Quali allergeni devono essere indicati in etichetta?
La normativa europea individua un elenco di allergeni principali, tra cui glutine, latte, uova, pesce, crostacei, frutta a guscio, arachidi, soia e solfiti oltre una certa soglia.
Saper leggere le etichette alimentari è una competenza essenziale per chi convive con allergie o intolleranze. Questa pagina spiega come sono organizzate le etichette, come individuare gli allergeni e perché l’etichetta è uno strumento di sicurezza.
La premessa è incoraggiante. La normativa europea ha reso le etichette alimentari uno strumento molto più affidabile rispetto al passato: gli allergeni principali devono essere indicati in modo chiaro e riconoscibile. Imparare a leggerle è quindi un investimento concreto in autonomia e sicurezza.
Perché le etichette sono importanti
Per una persona con un’allergia alimentare, l’etichetta non è un dettaglio ma uno strumento di sicurezza: permette di evitare un alimento che potrebbe scatenare una reazione. Per chi ha un’intolleranza, aiuta a gestire le scelte e le quantità.
Proprio per questo la normativa europea ha stabilito regole precise su come gli allergeni vanno comunicati al consumatore, sia sui prodotti confezionati sia, con modalità specifiche, negli alimenti non preimballati.
Gli allergeni a dichiarazione obbligatoria
La normativa europea individua un elenco di sostanze e prodotti riconosciuti come principali responsabili di allergie e intolleranze. Questi allergeni, quando presenti come ingredienti, devono sempre essere indicati in etichetta.
Nell’elenco rientrano, tra gli altri, il glutine, il latte, le uova, il pesce, i crostacei, la frutta a guscio, le arachidi, la soia, i solfiti oltre una certa soglia. L’elenco completo è definito dalla normativa ed è bene farvi riferimento.

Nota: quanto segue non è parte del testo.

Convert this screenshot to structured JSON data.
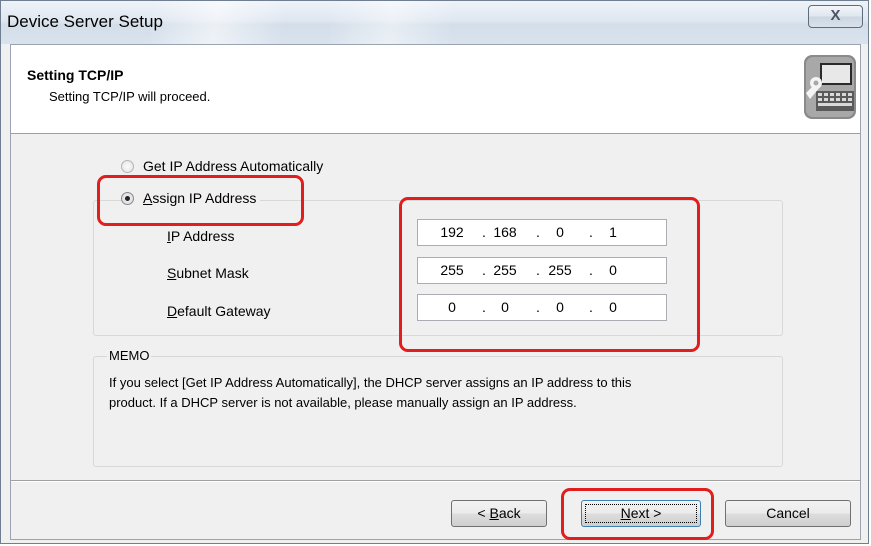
{
  "window": {
    "title": "Device Server Setup",
    "close_label": "X"
  },
  "header": {
    "title": "Setting TCP/IP",
    "subtitle": "Setting TCP/IP will proceed.",
    "icon": "computer-wrench-icon"
  },
  "options": {
    "auto": {
      "label": "Get IP Address Automatically",
      "selected": false
    },
    "assign": {
      "label_access": "A",
      "label_rest": "ssign IP Address",
      "selected": true
    }
  },
  "fields": {
    "ip": {
      "label_access": "I",
      "label_rest": "P Address",
      "octets": [
        "192",
        "168",
        "0",
        "1"
      ]
    },
    "subnet": {
      "label_access": "S",
      "label_rest": "ubnet Mask",
      "octets": [
        "255",
        "255",
        "255",
        "0"
      ]
    },
    "gateway": {
      "label_access": "D",
      "label_rest": "efault Gateway",
      "octets": [
        "0",
        "0",
        "0",
        "0"
      ]
    }
  },
  "memo": {
    "label": "MEMO",
    "line1": "If you select [Get IP Address Automatically], the DHCP server assigns an IP address to this",
    "line2": "product. If a DHCP server is not available, please manually assign an IP address."
  },
  "buttons": {
    "back_prefix": "< ",
    "back_access": "B",
    "back_rest": "ack",
    "next_access": "N",
    "next_rest": "ext >",
    "cancel": "Cancel"
  },
  "colors": {
    "highlight": "#e11e1e",
    "window_bg": "#f0f0f0"
  }
}
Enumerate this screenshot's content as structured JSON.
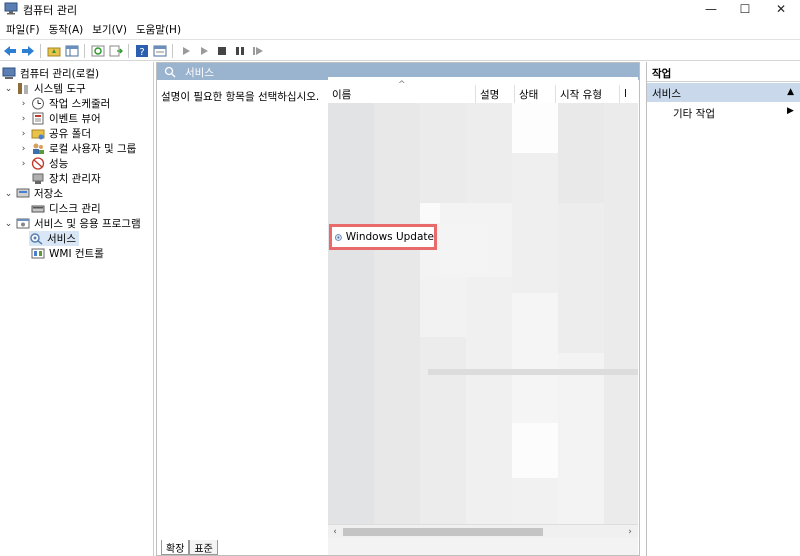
{
  "window": {
    "title": "컴퓨터 관리",
    "min_glyph": "—",
    "max_glyph": "☐",
    "close_glyph": "✕"
  },
  "menubar": {
    "items": [
      "파일(F)",
      "동작(A)",
      "보기(V)",
      "도움말(H)"
    ]
  },
  "tree": {
    "root": "컴퓨터 관리(로컬)",
    "system_tools": "시스템 도구",
    "task_scheduler": "작업 스케줄러",
    "event_viewer": "이벤트 뷰어",
    "shared_folders": "공유 폴더",
    "local_users": "로컬 사용자 및 그룹",
    "performance": "성능",
    "device_manager": "장치 관리자",
    "storage": "저장소",
    "disk_management": "디스크 관리",
    "services_apps": "서비스 및 응용 프로그램",
    "services": "서비스",
    "wmi": "WMI 컨트롤"
  },
  "middle": {
    "header_title": "서비스",
    "description_prompt": "설명이 필요한 항목을 선택하십시오.",
    "columns": [
      "이름",
      "설명",
      "상태",
      "시작 유형",
      "l"
    ],
    "highlighted_service": "Windows Update",
    "tabs": [
      "확장",
      "표준"
    ]
  },
  "actions": {
    "header": "작업",
    "section": "서비스",
    "more_actions": "기타 작업"
  },
  "colors": {
    "accent_header": "#9ab3cf",
    "highlight_border": "#e86a6a",
    "selected_row": "#c9d8ea"
  }
}
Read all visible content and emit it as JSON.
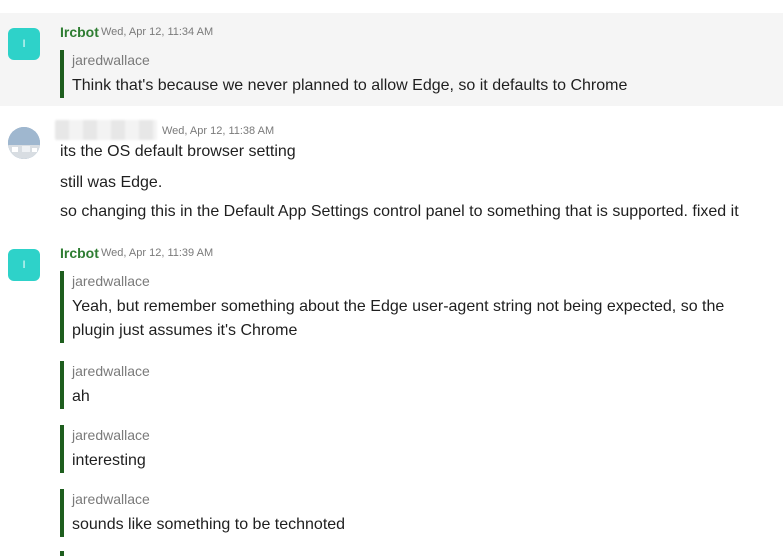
{
  "messages": [
    {
      "author": "Ircbot",
      "avatar_letter": "I",
      "time": "Wed, Apr 12, 11:34 AM",
      "quotes": [
        {
          "author": "jaredwallace",
          "text": "Think that's because we never planned to allow Edge, so it defaults to Chrome"
        }
      ]
    },
    {
      "author": "",
      "time": "Wed, Apr 12, 11:38 AM",
      "lines": [
        "its the OS default browser setting",
        "still was Edge.",
        "so changing this in the Default App Settings control panel to something that is supported. fixed it"
      ]
    },
    {
      "author": "Ircbot",
      "avatar_letter": "I",
      "time": "Wed, Apr 12, 11:39 AM",
      "quotes": [
        {
          "author": "jaredwallace",
          "text": "Yeah, but remember something about the Edge user-agent string not being expected, so the plugin just assumes it's Chrome"
        },
        {
          "author": "jaredwallace",
          "text": "ah"
        },
        {
          "author": "jaredwallace",
          "text": "interesting"
        },
        {
          "author": "jaredwallace",
          "text": "sounds like something to be technoted"
        }
      ]
    }
  ],
  "colors": {
    "bot_avatar": "#2ed2c9",
    "author_name": "#2e7d32",
    "quote_bar": "#1e5e1e",
    "hover_background": "#f5f5f5"
  }
}
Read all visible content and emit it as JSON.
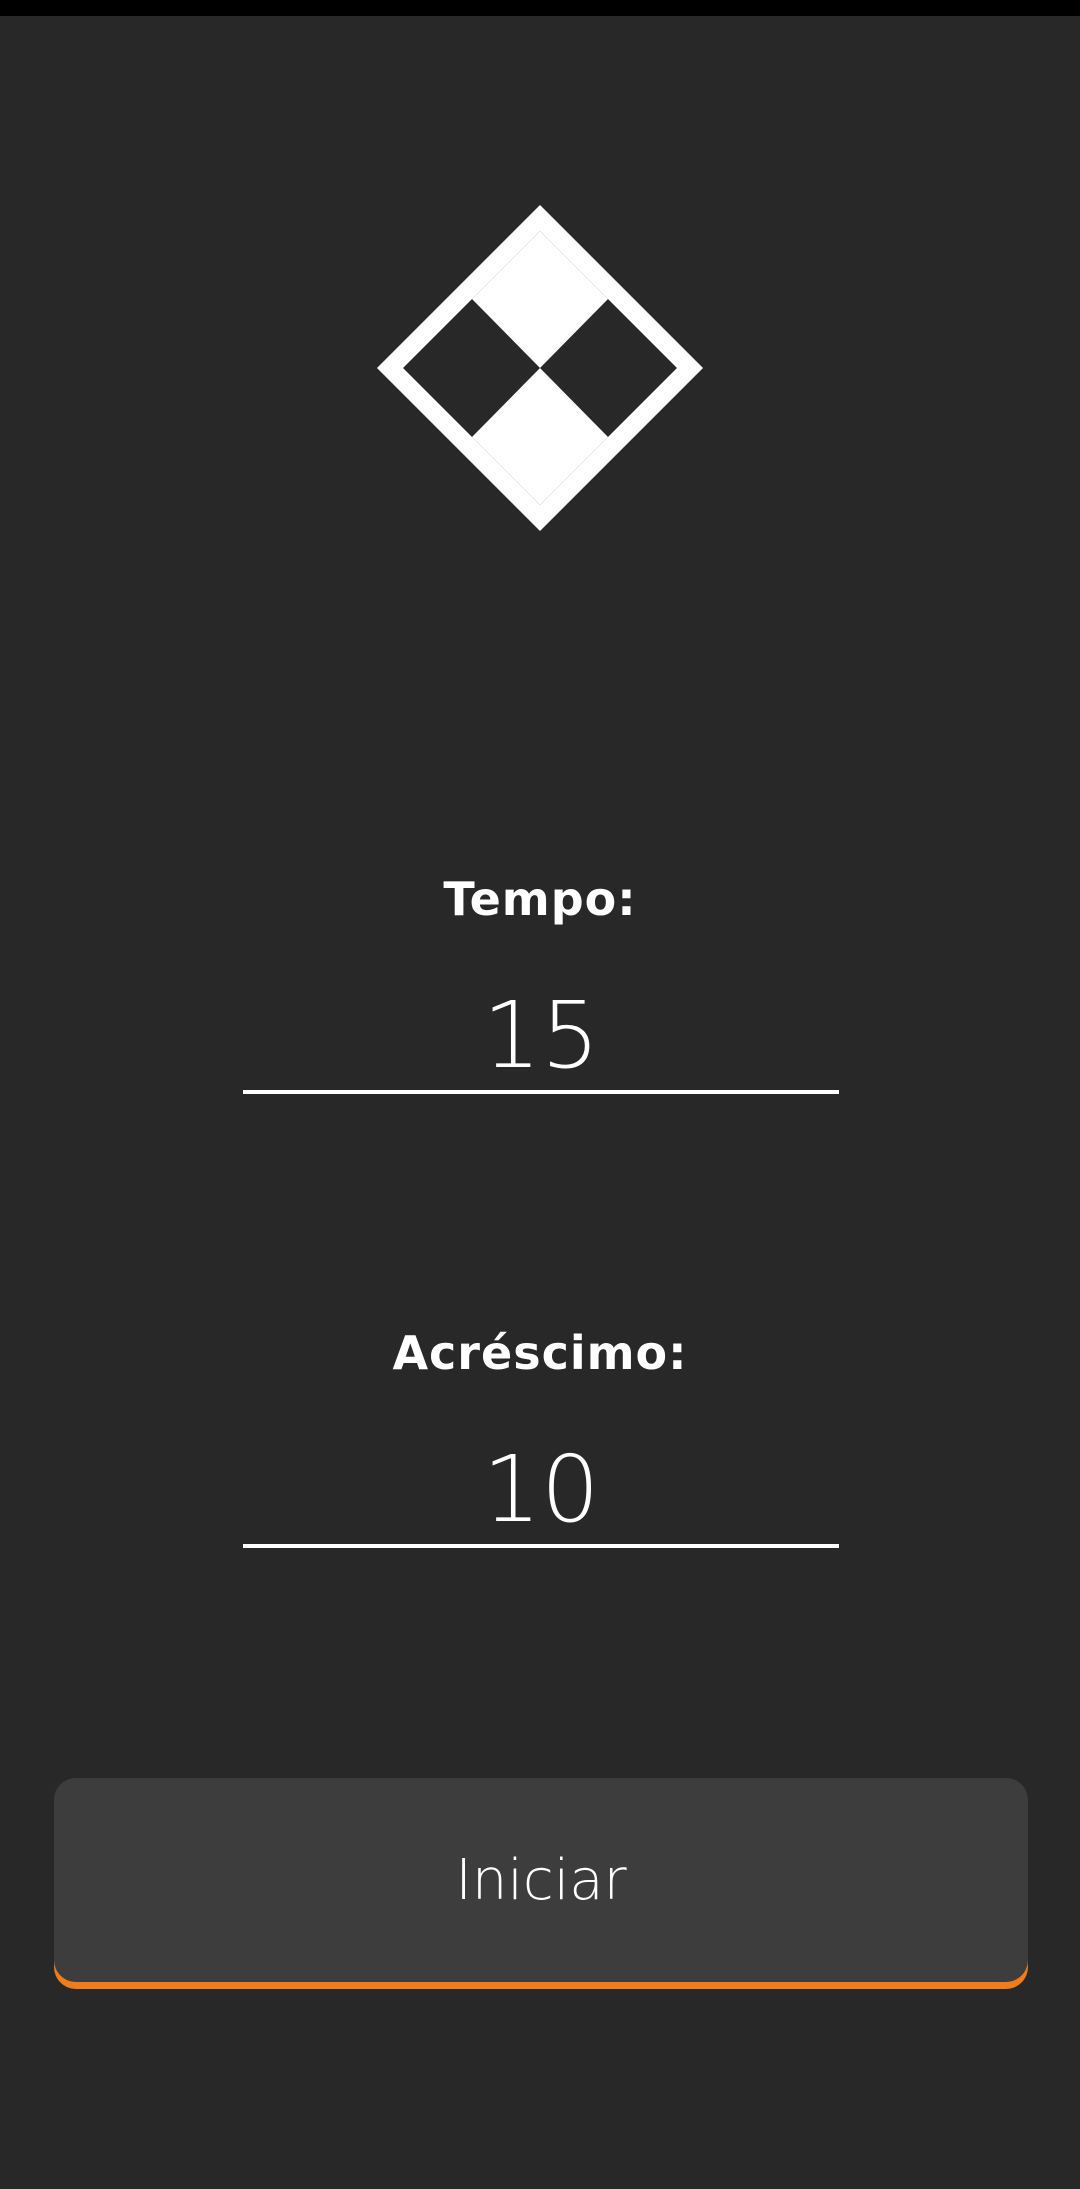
{
  "app": {
    "logo_icon": "checkered-diamond-icon"
  },
  "form": {
    "time_label": "Tempo:",
    "time_value": "15",
    "increment_label": "Acréscimo:",
    "increment_value": "10"
  },
  "actions": {
    "start_label": "Iniciar"
  },
  "colors": {
    "background": "#282828",
    "status_bar": "#000000",
    "button": "#3d3d3d",
    "accent": "#f07d1d",
    "foreground": "#ffffff"
  }
}
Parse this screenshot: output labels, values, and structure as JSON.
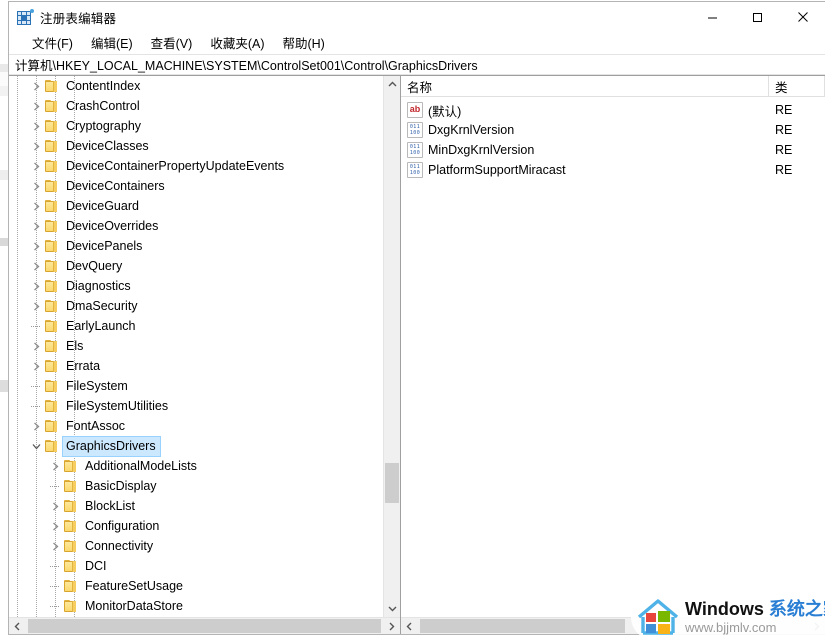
{
  "window": {
    "title": "注册表编辑器",
    "icon": "registry-editor-icon",
    "controls": {
      "minimize": "—",
      "maximize": "▢",
      "close": "✕"
    }
  },
  "menubar": {
    "items": [
      {
        "label": "文件(F)"
      },
      {
        "label": "编辑(E)"
      },
      {
        "label": "查看(V)"
      },
      {
        "label": "收藏夹(A)"
      },
      {
        "label": "帮助(H)"
      }
    ]
  },
  "address": {
    "path": "计算机\\HKEY_LOCAL_MACHINE\\SYSTEM\\ControlSet001\\Control\\GraphicsDrivers"
  },
  "tree": {
    "rows": [
      {
        "label": "ContentIndex",
        "indent": 1,
        "expandable": true,
        "expanded": false,
        "selected": false
      },
      {
        "label": "CrashControl",
        "indent": 1,
        "expandable": true,
        "expanded": false,
        "selected": false
      },
      {
        "label": "Cryptography",
        "indent": 1,
        "expandable": true,
        "expanded": false,
        "selected": false
      },
      {
        "label": "DeviceClasses",
        "indent": 1,
        "expandable": true,
        "expanded": false,
        "selected": false
      },
      {
        "label": "DeviceContainerPropertyUpdateEvents",
        "indent": 1,
        "expandable": true,
        "expanded": false,
        "selected": false
      },
      {
        "label": "DeviceContainers",
        "indent": 1,
        "expandable": true,
        "expanded": false,
        "selected": false
      },
      {
        "label": "DeviceGuard",
        "indent": 1,
        "expandable": true,
        "expanded": false,
        "selected": false
      },
      {
        "label": "DeviceOverrides",
        "indent": 1,
        "expandable": true,
        "expanded": false,
        "selected": false
      },
      {
        "label": "DevicePanels",
        "indent": 1,
        "expandable": true,
        "expanded": false,
        "selected": false
      },
      {
        "label": "DevQuery",
        "indent": 1,
        "expandable": true,
        "expanded": false,
        "selected": false
      },
      {
        "label": "Diagnostics",
        "indent": 1,
        "expandable": true,
        "expanded": false,
        "selected": false
      },
      {
        "label": "DmaSecurity",
        "indent": 1,
        "expandable": true,
        "expanded": false,
        "selected": false
      },
      {
        "label": "EarlyLaunch",
        "indent": 1,
        "expandable": false,
        "expanded": false,
        "selected": false
      },
      {
        "label": "Els",
        "indent": 1,
        "expandable": true,
        "expanded": false,
        "selected": false
      },
      {
        "label": "Errata",
        "indent": 1,
        "expandable": true,
        "expanded": false,
        "selected": false
      },
      {
        "label": "FileSystem",
        "indent": 1,
        "expandable": false,
        "expanded": false,
        "selected": false
      },
      {
        "label": "FileSystemUtilities",
        "indent": 1,
        "expandable": false,
        "expanded": false,
        "selected": false
      },
      {
        "label": "FontAssoc",
        "indent": 1,
        "expandable": true,
        "expanded": false,
        "selected": false
      },
      {
        "label": "GraphicsDrivers",
        "indent": 1,
        "expandable": true,
        "expanded": true,
        "selected": true
      },
      {
        "label": "AdditionalModeLists",
        "indent": 2,
        "expandable": true,
        "expanded": false,
        "selected": false
      },
      {
        "label": "BasicDisplay",
        "indent": 2,
        "expandable": false,
        "expanded": false,
        "selected": false
      },
      {
        "label": "BlockList",
        "indent": 2,
        "expandable": true,
        "expanded": false,
        "selected": false
      },
      {
        "label": "Configuration",
        "indent": 2,
        "expandable": true,
        "expanded": false,
        "selected": false
      },
      {
        "label": "Connectivity",
        "indent": 2,
        "expandable": true,
        "expanded": false,
        "selected": false
      },
      {
        "label": "DCI",
        "indent": 2,
        "expandable": false,
        "expanded": false,
        "selected": false
      },
      {
        "label": "FeatureSetUsage",
        "indent": 2,
        "expandable": false,
        "expanded": false,
        "selected": false
      },
      {
        "label": "MonitorDataStore",
        "indent": 2,
        "expandable": false,
        "expanded": false,
        "selected": false
      }
    ],
    "scroll": {
      "up": "▲",
      "down": "▼",
      "left": "‹",
      "right": "›"
    }
  },
  "values": {
    "columns": [
      {
        "key": "name",
        "label": "名称"
      },
      {
        "key": "type",
        "label": "类"
      }
    ],
    "rows": [
      {
        "name": "(默认)",
        "type": "RE",
        "icon": "string-value-icon"
      },
      {
        "name": "DxgKrnlVersion",
        "type": "RE",
        "icon": "dword-value-icon"
      },
      {
        "name": "MinDxgKrnlVersion",
        "type": "RE",
        "icon": "dword-value-icon"
      },
      {
        "name": "PlatformSupportMiracast",
        "type": "RE",
        "icon": "dword-value-icon"
      }
    ],
    "scroll": {
      "left": "‹",
      "right": "›"
    }
  },
  "watermark": {
    "brand": "Windows ",
    "brand_cn": "系统之家",
    "url": "www.bjjmlv.com"
  },
  "colors": {
    "selection": "#cce8ff",
    "folder": "#fcd96f",
    "accent": "#2a7fd4",
    "string_icon": "#c1272d",
    "dword_icon": "#2f5fa8"
  }
}
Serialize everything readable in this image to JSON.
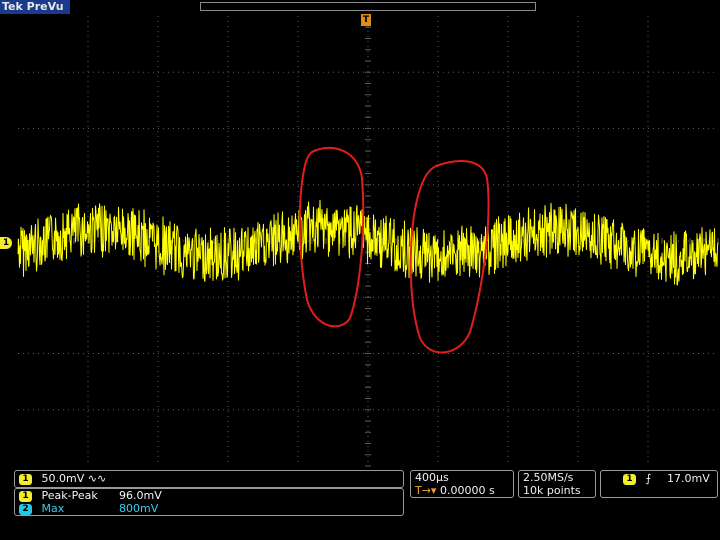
{
  "header": {
    "brand": "Tek PreVu"
  },
  "markers": {
    "trigger_position": "T",
    "channel1": "1"
  },
  "channel_panel": {
    "badge": "1",
    "scale": "50.0mV",
    "coupling_symbol": "∿∿"
  },
  "measurements": [
    {
      "badge": "1",
      "name": "Peak-Peak",
      "value": "96.0mV"
    },
    {
      "badge": "2",
      "name": "Max",
      "value": "800mV"
    }
  ],
  "timebase": {
    "scale": "400µs",
    "delay_icon": "T→▾",
    "delay": "0.00000 s"
  },
  "acquisition": {
    "sample_rate": "2.50MS/s",
    "record_length": "10k points"
  },
  "trigger": {
    "badge": "1",
    "slope_icon": "rising-edge",
    "slope_symbol": "⨍",
    "level": "17.0mV"
  },
  "colors": {
    "trace": "#ffff00",
    "grid": "#5a5a5a",
    "annotation": "#e01e1e",
    "background": "#000000"
  }
}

Come sono evidenziati gli allergeni
Un aspetto pratico importante: nell’elenco degli ingredienti di un prodotto confezionato, gli allergeni devono essere evidenziati in modo da risaltare rispetto al resto, ad esempio con un carattere diverso. Questo aiuta a individuarli rapidamente.
La regola pratica è semplice: leggere sempre l’elenco completo degli ingredienti, anche dei prodotti che si acquistano abitualmente, perché le ricette possono cambiare nel tempo.
La dicitura puo contenere
Spesso sulle etichette compaiono diciture come puo contenere tracce di un certo alimento. Questa indicazione si riferisce alla possibile presenza involontaria di un allergene, ad esempio per contatto durante la produzione.
È un’informazione volontaria, che le aziende forniscono in via precauzionale. Per chi ha un’allergia importante, il modo in cui considerare queste diciture va discusso con il proprio allergologo, perché dipende dalla situazione individuale.
Le etichette degli alimenti non confezionati
Le informazioni sugli allergeni devono essere disponibili anche per gli alimenti non preimballati, ad esempio quelli serviti al ristorante o venduti sfusi. Le modalità possono variare, ma il consumatore ha diritto di conoscere la presenza di allergeni: in caso di dubbio, è legittimo e opportuno chiedere.
Cosa dice la normativa
La comunicazione degli allergeni è regolata dalla normativa europea, che ha l’obiettivo di tutelare i consumatori allergici e intolleranti. Le etichette non sono quindi semplici informazioni commerciali, ma uno strumento di sicurezza alimentare. Saperle leggere è parte della gestione corretta di un’allergia o di un’intolleranza.
Quando rivolgersi al medico
La lettura delle etichette è uno strumento quotidiano, ma non sostituisce il percorso medico. È opportuno rivolgersi al medico o all’allergologo per definire quali alimenti evitare e con quale rigore, e per capire come comportarsi con le diciture precauzionali.
Questo articolo ha scopo esclusivamente divulgativo e non sostituisce il parere del medico. La gestione di un’allergia alimentare va definita con l’allergologo.